Uber's commitment to automated transportation was revved up today when it partnered with Volvo to give Pittsburgh commuters the opportunity to try out self-driving cars for free. Uber also bought Otto, a self-driving truck startup founded by a pair of former Google developers.
The Uber-Volvo agreement entails a $300 million program to develop self-driving vehicles by 2021. During the next couple of weeks, according to Bloomberg, Uber will let patrons in downtown Pittsburgh order from a fleet of self-driving cars—Volvo XC90 sport-utility vehicles—via their smartphones, representing a new achievement in the automotive sector. There will be no charge.

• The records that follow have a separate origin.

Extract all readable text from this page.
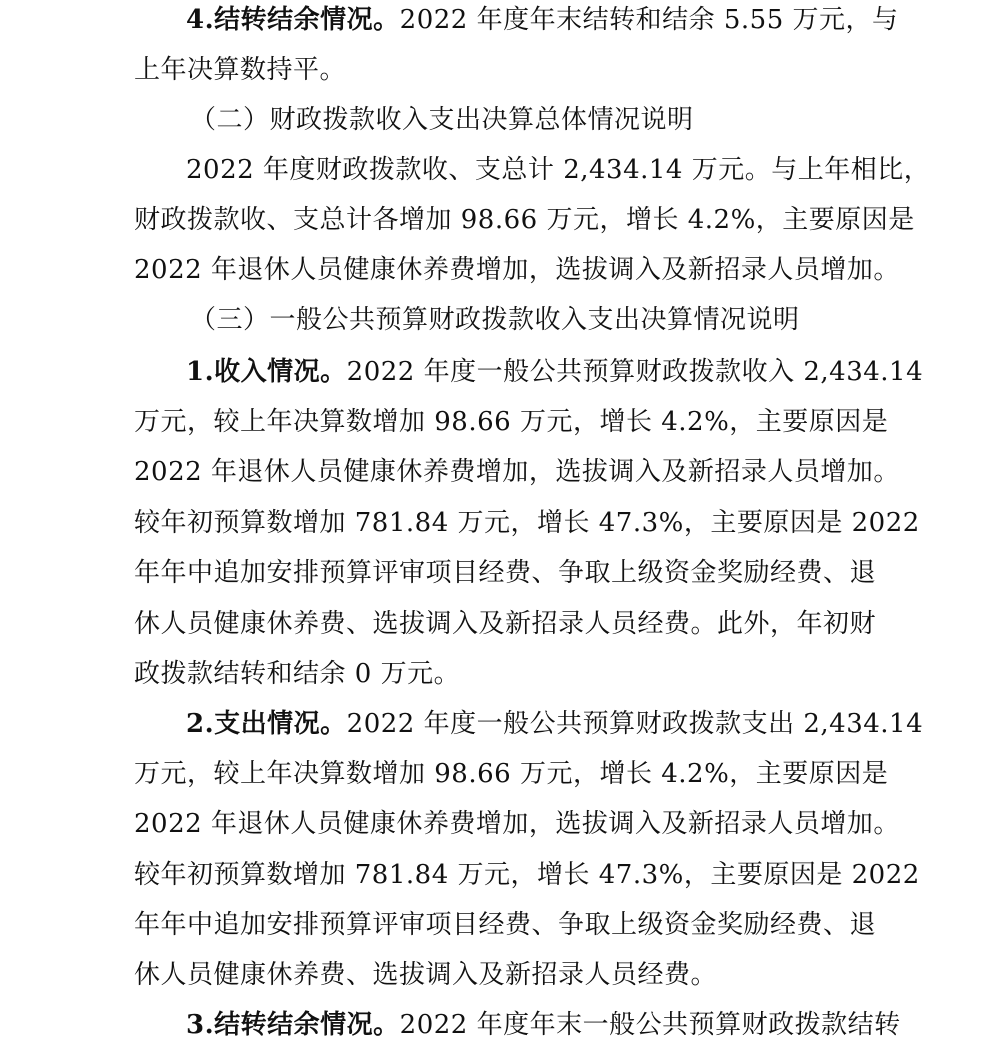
4.结转结余情况。2022 年度年末结转和结余 5.55 万元，与
上年决算数持平。
（二）财政拨款收入支出决算总体情况说明
2022 年度财政拨款收、支总计 2,434.14 万元。与上年相比，
财政拨款收、支总计各增加 98.66 万元，增长 4.2%，主要原因是
2022 年退休人员健康休养费增加，选拔调入及新招录人员增加。
（三）一般公共预算财政拨款收入支出决算情况说明
1.收入情况。2022 年度一般公共预算财政拨款收入 2,434.14
万元，较上年决算数增加 98.66 万元，增长 4.2%，主要原因是
2022 年退休人员健康休养费增加，选拔调入及新招录人员增加。
较年初预算数增加 781.84 万元，增长 47.3%，主要原因是 2022
年年中追加安排预算评审项目经费、争取上级资金奖励经费、退
休人员健康休养费、选拔调入及新招录人员经费。此外，年初财
政拨款结转和结余 0 万元。
2.支出情况。2022 年度一般公共预算财政拨款支出 2,434.14
万元，较上年决算数增加 98.66 万元，增长 4.2%，主要原因是
2022 年退休人员健康休养费增加，选拔调入及新招录人员增加。
较年初预算数增加 781.84 万元，增长 47.3%，主要原因是 2022
年年中追加安排预算评审项目经费、争取上级资金奖励经费、退
休人员健康休养费、选拔调入及新招录人员经费。
3.结转结余情况。2022 年度年末一般公共预算财政拨款结转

Bloomberg reports that the fleet will be overseen by a person in the driver's seat, and the cars will be souped-up with sensors that use cameras, lasers, radar and GPS receivers to enable a safe experience. "This alliance places Volvo at the heart of the current technological revolution in the automotive industry," said Håkan Samuelsson, Volvo CEO, said in a statement.
Travis Kalanick, Uber CEO, in a blog post said that the Volvo deal "is crucial to our self-driving strategy because Uber has no experience making cars. To do it well is incredibly hard, as I realized on my first visit to a car manufacturing plant several years ago. By combining Uber's self-driving technology with Volvo's state-of-the art vehicles and safety technology, we'll get to the future faster than going it alone."
Uber has a fairly similar deal with Toyota; though the language of that recent announcement revolved more around ride-sharing.
Kalanick said of the purchase of Otto, which has put four trucks on the road in a matter of months: "If that sounds like a big deal—well, it is."
The 90-employee, six-month-old company was founded by Anthony Levandowski and Lior Ron, both former high-level Google employees. They'll come on board with Uber to help drive its self-driving vehicle ambitions. Terms of the deal were not disclosed.
In addition, according to Business Insider, Uber plans to open a pair of research-and-development facilities in San Francisco and Palo Alto, Calif.